As for your continued love of damage caps, (health courts), well, you are a dreamer if you think they’ll do all – or any – of the things you claim. Our current system clearly has received more consideration than you have given the backdoor damage caps.

Matt June 21, 2007 at 10:00 am

BTW, I always love how you trot out the “sophistry” line, as if you don’t engage in it yourself to a ridiculous degree in your endorsement of backdoor damage caps.

Oddly though, of all the trial advocacy schools and CLEs I’ve ever attended, literally every prominent litigator and instructor has said that trying to decieve the jury is the worst thing you can do. It’s not ever worth trying, because if you’re caught they’ll hammer you.

Yet you, a physician who has never seen a trial much less spoken to a jury, have reached a different conclusion about what lawyers do. Must be based onthe same amount of “consideration” your love of backdoor damage caps is based on.

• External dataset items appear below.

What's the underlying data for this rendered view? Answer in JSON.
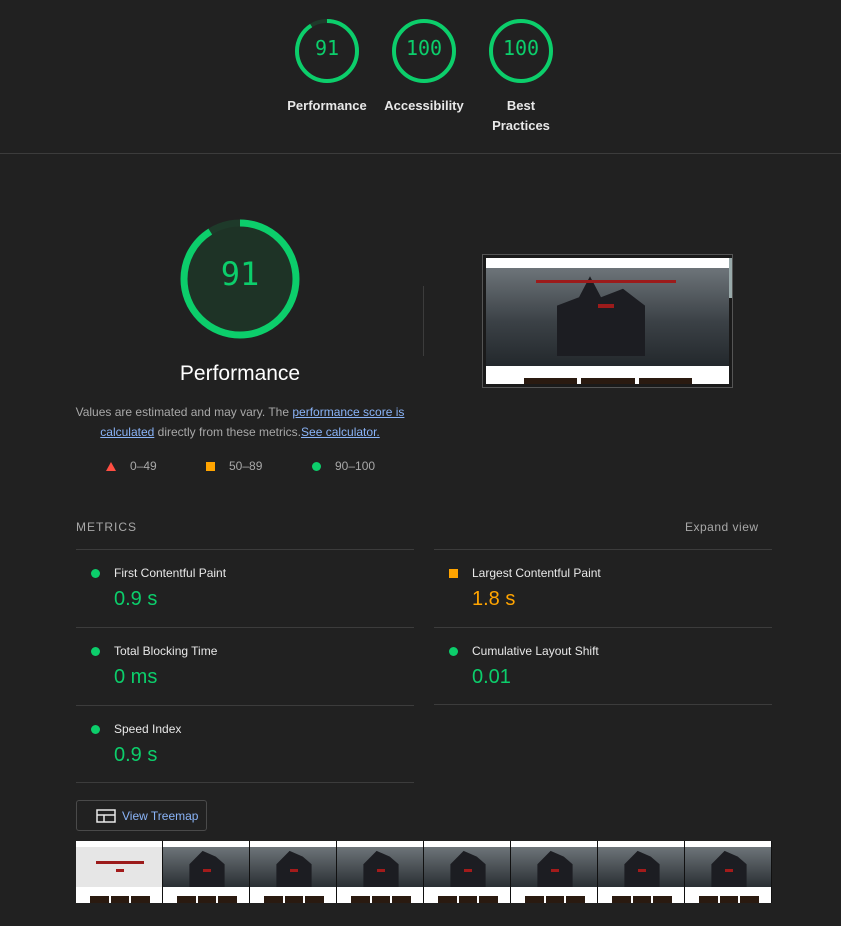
{
  "top_scores": [
    {
      "score": "91",
      "label": "Performance",
      "fraction": 0.91
    },
    {
      "score": "100",
      "label": "Accessibility",
      "fraction": 1.0
    },
    {
      "score": "100",
      "label_line1": "Best",
      "label_line2": "Practices",
      "fraction": 1.0
    }
  ],
  "performance": {
    "score": "91",
    "fraction": 0.91,
    "title": "Performance",
    "desc_prefix": "Values are estimated and may vary. The ",
    "desc_link1": "performance score is calculated",
    "desc_middle": " directly from these metrics.",
    "desc_link2": "See calculator."
  },
  "legend": [
    {
      "range": "0–49",
      "shape": "triangle",
      "color": "#ff4e42"
    },
    {
      "range": "50–89",
      "shape": "square",
      "color": "#ffa400"
    },
    {
      "range": "90–100",
      "shape": "circle",
      "color": "#0cce6b"
    }
  ],
  "metrics": {
    "heading": "METRICS",
    "expand": "Expand view",
    "items": [
      {
        "label": "First Contentful Paint",
        "value": "0.9 s",
        "status": "pass"
      },
      {
        "label": "Largest Contentful Paint",
        "value": "1.8 s",
        "status": "average"
      },
      {
        "label": "Total Blocking Time",
        "value": "0 ms",
        "status": "pass"
      },
      {
        "label": "Cumulative Layout Shift",
        "value": "0.01",
        "status": "pass"
      },
      {
        "label": "Speed Index",
        "value": "0.9 s",
        "status": "pass"
      }
    ]
  },
  "treemap_button": "View Treemap",
  "colors": {
    "pass": "#0cce6b",
    "average": "#ffa400",
    "fail": "#ff4e42",
    "link": "#8ab4f8"
  }
}
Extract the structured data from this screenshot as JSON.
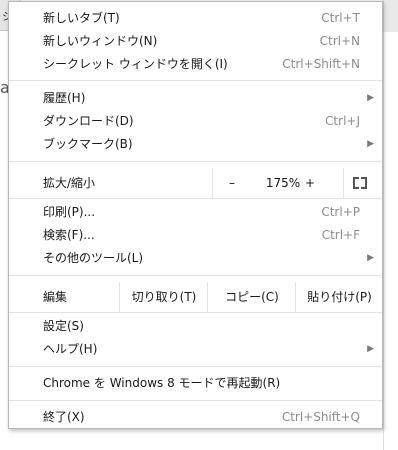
{
  "background": {
    "tab_text": "ジ",
    "page_text": "a"
  },
  "menu": {
    "group1": [
      {
        "label": "新しいタブ(T)",
        "accel": "Ctrl+T"
      },
      {
        "label": "新しいウィンドウ(N)",
        "accel": "Ctrl+N"
      },
      {
        "label": "シークレット ウィンドウを開く(I)",
        "accel": "Ctrl+Shift+N"
      }
    ],
    "group2": [
      {
        "label": "履歴(H)",
        "arrow": "▶"
      },
      {
        "label": "ダウンロード(D)",
        "accel": "Ctrl+J"
      },
      {
        "label": "ブックマーク(B)",
        "arrow": "▶"
      }
    ],
    "zoom": {
      "label": "拡大/縮小",
      "minus": "–",
      "value": "175%",
      "plus": "+"
    },
    "group3": [
      {
        "label": "印刷(P)...",
        "accel": "Ctrl+P"
      },
      {
        "label": "検索(F)...",
        "accel": "Ctrl+F"
      },
      {
        "label": "その他のツール(L)",
        "arrow": "▶"
      }
    ],
    "edit": {
      "label": "編集",
      "cut": "切り取り(T)",
      "copy": "コピー(C)",
      "paste": "貼り付け(P)"
    },
    "group4": [
      {
        "label": "設定(S)"
      },
      {
        "label": "ヘルプ(H)",
        "arrow": "▶"
      }
    ],
    "group5": [
      {
        "label": "Chrome を Windows 8 モードで再起動(R)"
      }
    ],
    "group6": [
      {
        "label": "終了(X)",
        "accel": "Ctrl+Shift+Q"
      }
    ]
  }
}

DL June 21, 2007 at 10:40 am

I read the JAMA paper and it was an interesting read. But how many docs are going to stop and think: “Gee, I’d better check to see whether I’m in a national or local jurisdiction?” And, less rhetorically, How many cases are there where there was a bona fide conflict between a two different standards and which was the crux of the case? I would wager that there haven’t been that many and certainly not enough to use this factor in the calculus of deciding how to treat a patient.
By the way, health courts, while having some good features, also broaden the pool of compensable injuries by utilizing a different standard of care (avoidable). While I’m in favor of it for social justice reasons, the AMA and many other medical societies don’t care for that little tidbit.
Great site, thanks for your efforts.

Elizabeth June 21, 2007 at 11:05 am

My understanding is that the locality standard never hurts the doctor – it means that some doctors may not be liable because they work in an area where healthcare quality is poor, and they’re no worse than anyone else. But no doctor should have to be keeping track of how “local standards” differ from national standards – if he’s following the nationally-recognized best practices, he’s either just the same or better than the local standard.

If the locality standard is bad for anyone, it’s patients, not doctors.